For public awareness and in the interest of transparency, CDC is providing timely updates on the following serious adverse events of interest:
- Anaphylaxis after COVID-19 vaccination is rare and has occurred in approximately 2 to 5 people per million vaccinated in the United States. Severe allergic reactions, including anaphylaxis, can occur after any vaccination. If this occurs, vaccination providers can effectively and immediately treat the reaction. Learn more about COVID-19 vaccines and allergic reactions, including anaphylaxis.
- Thrombosis with thrombocytopenia syndrome (TTS) after Johnson & Johnson’s Janssen (J&J/Janssen) COVID-19 vaccination is rare. As of July 12, 2021, more than 12.8 million doses of the J&J/Janssen COVID-19 Vaccine have been given in the United States. CDC and FDA identified 38 confirmed reports of people who got the J&J/Janssen COVID-19 Vaccine and later developed TTS. Women younger than 50 years old especially should be aware of the rare but increased risk of this adverse event. There are other COVID-19 vaccine options available for which this risk has not been seen. Learn more about J&J/Janssen COVID-19 Vaccine and TTS.
- To date, two confirmed cases of TTS following mRNA COVID-19 vaccination (Moderna) have been reported to VAERS after more than 321 million doses of mRNA COVID-19 vaccines administered in the United States. Based on available data, there is not an increased risk for TTS after mRNA COVID-19 vaccination.
- CDC and FDA are monitoring reports of Guillain-Barré Syndrome (GBS) in people who have received the J&J/Janssen COVID-19 Vaccine. GBS is a rare disorder where the body’s immune system damages nerve cells, causing muscle weakness and sometimes paralysis. Most people fully recover from GBS, but some have permanent nerve damage. After 12.8 million J&J/Janssen COVID-19 Vaccine doses administered, there have been around 100 preliminary reports of GBS identified in VAERS. These cases have largely been reported about 2 weeks after vaccination and mostly in men, many 50 years and older. CDC will continue to monitor for and evaluate reports of GBS occurring after COVID-19 vaccination and will share more information as it becomes available.
- Myocarditis and pericarditis after COVID-19 vaccination are rare.
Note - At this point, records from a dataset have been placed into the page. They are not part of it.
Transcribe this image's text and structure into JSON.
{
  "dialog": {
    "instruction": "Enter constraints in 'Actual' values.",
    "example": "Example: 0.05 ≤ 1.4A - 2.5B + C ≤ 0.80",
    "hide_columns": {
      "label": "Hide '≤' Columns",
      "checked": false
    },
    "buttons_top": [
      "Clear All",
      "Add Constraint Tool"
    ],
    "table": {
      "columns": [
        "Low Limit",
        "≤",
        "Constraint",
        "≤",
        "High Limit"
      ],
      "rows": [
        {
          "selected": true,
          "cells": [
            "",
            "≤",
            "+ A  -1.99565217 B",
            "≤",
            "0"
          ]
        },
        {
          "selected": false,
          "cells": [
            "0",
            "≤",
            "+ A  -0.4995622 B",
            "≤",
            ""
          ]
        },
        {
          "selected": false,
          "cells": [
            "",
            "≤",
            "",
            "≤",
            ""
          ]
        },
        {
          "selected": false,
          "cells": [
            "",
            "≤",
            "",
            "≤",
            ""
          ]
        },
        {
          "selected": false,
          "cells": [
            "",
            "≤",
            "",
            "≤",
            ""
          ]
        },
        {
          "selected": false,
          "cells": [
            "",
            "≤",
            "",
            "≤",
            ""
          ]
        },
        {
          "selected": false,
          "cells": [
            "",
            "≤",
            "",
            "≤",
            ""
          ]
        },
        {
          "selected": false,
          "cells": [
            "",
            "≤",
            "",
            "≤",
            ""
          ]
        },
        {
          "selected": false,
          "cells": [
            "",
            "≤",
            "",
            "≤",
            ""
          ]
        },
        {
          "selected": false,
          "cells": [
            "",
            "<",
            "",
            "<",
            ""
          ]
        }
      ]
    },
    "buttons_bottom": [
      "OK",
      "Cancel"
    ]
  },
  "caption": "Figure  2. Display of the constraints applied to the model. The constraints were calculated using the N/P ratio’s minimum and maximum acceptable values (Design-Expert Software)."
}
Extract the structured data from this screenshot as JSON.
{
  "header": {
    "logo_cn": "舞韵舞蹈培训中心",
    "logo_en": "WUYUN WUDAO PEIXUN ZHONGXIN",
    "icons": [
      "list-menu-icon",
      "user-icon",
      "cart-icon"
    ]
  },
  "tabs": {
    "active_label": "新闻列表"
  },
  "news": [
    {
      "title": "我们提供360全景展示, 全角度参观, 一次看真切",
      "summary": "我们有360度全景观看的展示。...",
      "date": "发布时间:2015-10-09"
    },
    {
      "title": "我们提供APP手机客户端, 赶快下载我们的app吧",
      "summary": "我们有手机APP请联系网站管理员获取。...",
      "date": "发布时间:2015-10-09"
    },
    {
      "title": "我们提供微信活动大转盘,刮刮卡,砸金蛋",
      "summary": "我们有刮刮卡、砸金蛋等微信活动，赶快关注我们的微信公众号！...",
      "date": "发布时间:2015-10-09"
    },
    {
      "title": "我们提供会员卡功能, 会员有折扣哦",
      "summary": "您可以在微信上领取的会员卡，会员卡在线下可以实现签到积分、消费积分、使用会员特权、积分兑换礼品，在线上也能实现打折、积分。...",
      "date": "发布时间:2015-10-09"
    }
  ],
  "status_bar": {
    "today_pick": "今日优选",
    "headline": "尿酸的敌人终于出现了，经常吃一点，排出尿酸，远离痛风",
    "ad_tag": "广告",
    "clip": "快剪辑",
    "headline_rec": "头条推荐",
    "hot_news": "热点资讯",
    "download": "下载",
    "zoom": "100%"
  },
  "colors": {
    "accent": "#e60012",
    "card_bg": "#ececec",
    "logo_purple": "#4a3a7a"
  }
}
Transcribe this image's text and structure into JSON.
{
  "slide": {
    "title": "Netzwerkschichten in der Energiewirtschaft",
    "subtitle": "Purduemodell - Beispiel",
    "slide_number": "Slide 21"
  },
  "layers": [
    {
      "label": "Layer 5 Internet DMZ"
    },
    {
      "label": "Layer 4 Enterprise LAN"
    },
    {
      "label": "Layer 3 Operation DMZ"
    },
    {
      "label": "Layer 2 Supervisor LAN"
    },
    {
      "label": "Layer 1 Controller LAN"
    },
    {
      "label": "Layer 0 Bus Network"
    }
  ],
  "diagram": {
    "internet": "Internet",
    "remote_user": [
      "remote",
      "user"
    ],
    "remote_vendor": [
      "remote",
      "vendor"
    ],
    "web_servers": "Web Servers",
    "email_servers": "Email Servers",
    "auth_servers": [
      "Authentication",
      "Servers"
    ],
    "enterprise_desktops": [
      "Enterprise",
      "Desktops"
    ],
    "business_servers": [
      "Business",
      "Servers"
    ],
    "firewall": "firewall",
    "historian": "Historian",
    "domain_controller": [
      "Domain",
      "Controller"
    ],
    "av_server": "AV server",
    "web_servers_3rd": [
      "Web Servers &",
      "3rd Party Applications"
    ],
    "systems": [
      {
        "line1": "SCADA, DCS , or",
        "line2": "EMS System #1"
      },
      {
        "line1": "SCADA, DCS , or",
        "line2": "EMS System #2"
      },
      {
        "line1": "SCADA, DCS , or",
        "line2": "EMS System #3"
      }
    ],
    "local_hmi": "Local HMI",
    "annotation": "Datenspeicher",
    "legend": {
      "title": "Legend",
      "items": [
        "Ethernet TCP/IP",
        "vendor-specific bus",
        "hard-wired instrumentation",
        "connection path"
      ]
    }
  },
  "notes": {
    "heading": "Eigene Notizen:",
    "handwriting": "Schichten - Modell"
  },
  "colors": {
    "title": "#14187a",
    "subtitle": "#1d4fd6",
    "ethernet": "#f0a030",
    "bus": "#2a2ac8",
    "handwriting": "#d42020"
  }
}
As of July 12, 2021, VAERS has received 1,047 reports of myocarditis or pericarditis among people ages 30 and younger who received a COVID-19 vaccine. Most cases have been reported after mRNA COVID-19 vaccination (Pfizer-BioNTech or Moderna), particularly in male adolescents and young adults. Through follow-up, including medical record reviews, CDC and FDA have confirmed 633 reports of myocarditis or pericarditis. CDC and its partners are investigating these reports to assess whether there is a relationship to COVID-19 vaccination. Learn more about COVID-19 vaccines and myocarditis.
- Reports of death after COVID-19 vaccination are rare. More than 334 million doses of COVID-19 vaccines were administered in the United States from December 14, 2020, through July 12, 2021. During this time, VAERS received 6,079 reports of death (0.0018%) among people who received a COVID-19 vaccine. FDA requires healthcare providers to report any death after COVID-19 vaccination to VAERS, even if it’s unclear whether the vaccine was the cause. Reports of adverse events to VAERS following vaccination, including deaths, do not necessarily mean that a vaccine caused a health problem. A review of available clinical information, including death certificates, autopsy, and medical records, has not established a causal link to COVID-19 vaccines. However, recent reports indicate a plausible causal relationship between the J&J/Janssen COVID-19 Vaccine and TTS, a rare and serious adverse event—blood clots with low platelets—which has caused deaths.